Christopher Richard Serle (13 July 1943 – 16 September 2024) was a British television presenter, reporter, and actor, best known for being a presenter on That's Life!

==Early life and career==
Serle was born in Henleaze, Bristol, on 13 July 1943. He was educated at Clifton College and Trinity College, Dublin, where he studied modern languages. He appeared as a foil for Irish comedian Dave Allen in his series Dave Allen at Large in 1971, but gained greater UK public recognition as one of the presenters on the TV series That's Life!. He later presented a series in which he, and fellow former That's Life! presenter Paul Heiney, were pitched into professional situations with no prior knowledge in In at the Deep End.
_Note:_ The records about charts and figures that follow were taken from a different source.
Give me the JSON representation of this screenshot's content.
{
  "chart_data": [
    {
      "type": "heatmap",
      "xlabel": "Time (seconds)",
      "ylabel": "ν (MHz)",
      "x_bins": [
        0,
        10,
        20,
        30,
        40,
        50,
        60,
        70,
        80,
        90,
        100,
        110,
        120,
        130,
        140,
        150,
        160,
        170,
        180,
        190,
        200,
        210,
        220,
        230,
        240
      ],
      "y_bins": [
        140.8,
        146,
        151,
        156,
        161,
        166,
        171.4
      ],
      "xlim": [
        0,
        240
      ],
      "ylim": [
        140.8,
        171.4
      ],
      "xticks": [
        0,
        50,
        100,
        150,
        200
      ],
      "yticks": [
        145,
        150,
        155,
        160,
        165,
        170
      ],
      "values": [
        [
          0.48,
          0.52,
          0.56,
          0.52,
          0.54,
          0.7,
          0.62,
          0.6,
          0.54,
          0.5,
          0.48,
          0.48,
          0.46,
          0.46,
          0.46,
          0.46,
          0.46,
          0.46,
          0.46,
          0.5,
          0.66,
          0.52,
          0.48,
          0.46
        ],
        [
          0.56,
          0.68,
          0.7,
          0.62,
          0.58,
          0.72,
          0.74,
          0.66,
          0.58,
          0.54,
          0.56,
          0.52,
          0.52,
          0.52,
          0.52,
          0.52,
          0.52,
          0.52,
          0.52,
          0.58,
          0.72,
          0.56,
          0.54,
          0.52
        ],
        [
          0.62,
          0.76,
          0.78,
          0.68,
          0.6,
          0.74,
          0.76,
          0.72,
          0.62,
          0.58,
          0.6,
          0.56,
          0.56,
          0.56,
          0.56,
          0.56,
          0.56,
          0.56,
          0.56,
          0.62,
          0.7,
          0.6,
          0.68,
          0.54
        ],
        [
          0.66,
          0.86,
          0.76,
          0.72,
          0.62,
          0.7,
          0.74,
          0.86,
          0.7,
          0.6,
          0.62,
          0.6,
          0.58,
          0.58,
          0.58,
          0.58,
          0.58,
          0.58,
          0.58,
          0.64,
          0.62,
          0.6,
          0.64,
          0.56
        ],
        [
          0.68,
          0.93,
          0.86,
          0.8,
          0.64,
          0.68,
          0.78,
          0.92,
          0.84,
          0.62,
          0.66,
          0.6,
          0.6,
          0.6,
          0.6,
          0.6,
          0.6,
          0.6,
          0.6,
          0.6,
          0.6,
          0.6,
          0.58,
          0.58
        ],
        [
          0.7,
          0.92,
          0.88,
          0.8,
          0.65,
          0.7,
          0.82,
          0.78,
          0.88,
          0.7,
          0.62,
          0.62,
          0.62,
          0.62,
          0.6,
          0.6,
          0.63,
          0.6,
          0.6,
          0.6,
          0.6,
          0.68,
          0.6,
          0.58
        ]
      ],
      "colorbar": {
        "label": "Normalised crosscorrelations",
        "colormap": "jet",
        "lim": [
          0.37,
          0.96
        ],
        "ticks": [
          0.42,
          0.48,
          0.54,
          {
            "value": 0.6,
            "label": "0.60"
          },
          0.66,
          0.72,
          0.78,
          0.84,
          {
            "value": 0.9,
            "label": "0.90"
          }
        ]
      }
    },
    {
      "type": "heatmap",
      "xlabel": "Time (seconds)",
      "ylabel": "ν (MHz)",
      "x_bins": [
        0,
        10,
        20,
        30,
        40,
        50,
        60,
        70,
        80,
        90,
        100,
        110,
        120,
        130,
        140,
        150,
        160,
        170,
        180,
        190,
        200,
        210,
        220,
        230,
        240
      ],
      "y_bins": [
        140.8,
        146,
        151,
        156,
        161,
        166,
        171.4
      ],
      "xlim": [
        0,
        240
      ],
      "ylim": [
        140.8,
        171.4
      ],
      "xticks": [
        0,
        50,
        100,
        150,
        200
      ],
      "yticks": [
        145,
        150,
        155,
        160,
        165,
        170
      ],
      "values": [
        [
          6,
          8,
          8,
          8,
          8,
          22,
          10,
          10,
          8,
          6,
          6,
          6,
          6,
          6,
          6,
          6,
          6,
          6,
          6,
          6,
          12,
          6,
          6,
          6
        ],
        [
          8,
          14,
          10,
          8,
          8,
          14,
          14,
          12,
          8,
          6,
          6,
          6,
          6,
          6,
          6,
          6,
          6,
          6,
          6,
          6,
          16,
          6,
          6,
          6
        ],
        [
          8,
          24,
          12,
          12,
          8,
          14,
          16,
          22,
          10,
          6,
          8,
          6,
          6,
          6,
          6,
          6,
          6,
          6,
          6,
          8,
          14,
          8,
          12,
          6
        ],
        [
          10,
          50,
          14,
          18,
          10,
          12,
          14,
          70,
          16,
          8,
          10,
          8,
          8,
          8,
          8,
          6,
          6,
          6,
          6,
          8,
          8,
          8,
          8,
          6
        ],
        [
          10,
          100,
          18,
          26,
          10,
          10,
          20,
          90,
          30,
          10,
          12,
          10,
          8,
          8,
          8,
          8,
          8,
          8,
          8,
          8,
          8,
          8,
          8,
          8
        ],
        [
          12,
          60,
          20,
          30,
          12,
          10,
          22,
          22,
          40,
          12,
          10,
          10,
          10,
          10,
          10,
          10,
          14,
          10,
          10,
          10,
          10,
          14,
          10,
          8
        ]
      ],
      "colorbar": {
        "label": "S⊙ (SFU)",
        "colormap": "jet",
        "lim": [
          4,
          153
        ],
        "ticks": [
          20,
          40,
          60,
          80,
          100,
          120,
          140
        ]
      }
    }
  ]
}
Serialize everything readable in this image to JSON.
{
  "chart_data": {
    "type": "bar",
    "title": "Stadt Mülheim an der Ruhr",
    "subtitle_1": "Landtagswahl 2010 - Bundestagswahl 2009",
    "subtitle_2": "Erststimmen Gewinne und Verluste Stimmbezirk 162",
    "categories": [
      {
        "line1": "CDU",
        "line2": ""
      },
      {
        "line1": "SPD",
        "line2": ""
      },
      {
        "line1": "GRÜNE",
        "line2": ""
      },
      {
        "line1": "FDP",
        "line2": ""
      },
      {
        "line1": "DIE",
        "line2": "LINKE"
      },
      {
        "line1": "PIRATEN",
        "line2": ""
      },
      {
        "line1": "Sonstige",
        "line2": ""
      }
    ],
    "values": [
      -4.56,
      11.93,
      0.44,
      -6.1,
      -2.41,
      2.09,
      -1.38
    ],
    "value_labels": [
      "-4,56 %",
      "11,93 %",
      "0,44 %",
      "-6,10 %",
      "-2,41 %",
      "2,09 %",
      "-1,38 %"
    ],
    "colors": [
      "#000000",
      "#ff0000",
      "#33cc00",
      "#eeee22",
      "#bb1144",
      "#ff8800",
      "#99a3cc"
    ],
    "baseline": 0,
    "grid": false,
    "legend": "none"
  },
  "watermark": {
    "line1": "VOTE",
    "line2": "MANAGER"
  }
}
In the 1980s, he presented Windmill in which clips from the BBC archives on particular themes were shown (so called as the then base for BBC archives was in Windmill Road, Brentford). He also presented the viewer-response show Points of View, The Computer Programme, and Monkey Business. On radio, he was the regular host of Pick of the Week between 1991 and 1998, and a frequent guest presenter until 2006. He was also the interviewer and host of the BBC series Greek Language and People with Katia Dandoulaki. From 2005 he served as the honorary president of the Bristol Hospital Broadcasting Service, a registered charity which provides a radio service to the hospitals of Bristol.

Serle featured on an episode of the BBC game show, The Adventure Game, with Sandra Dickinson and Adam Tandy on 16 February 1984. He also presented BBC Radio Bristol's The Afternoon Show for several years.

Serle also presented the first series of the ITV gameshow Runway (1987).

==Personal life and death==
In 1983, Serle married Anna Southall, a member of the Cadbury family; they had two children and divorced in 2003. He then married television producer Ali Fraser, and they had three children. He was president of the Atwell-Wilson Motor Museum.

Serle died from a stroke on 16 September 2024, at the age of 81.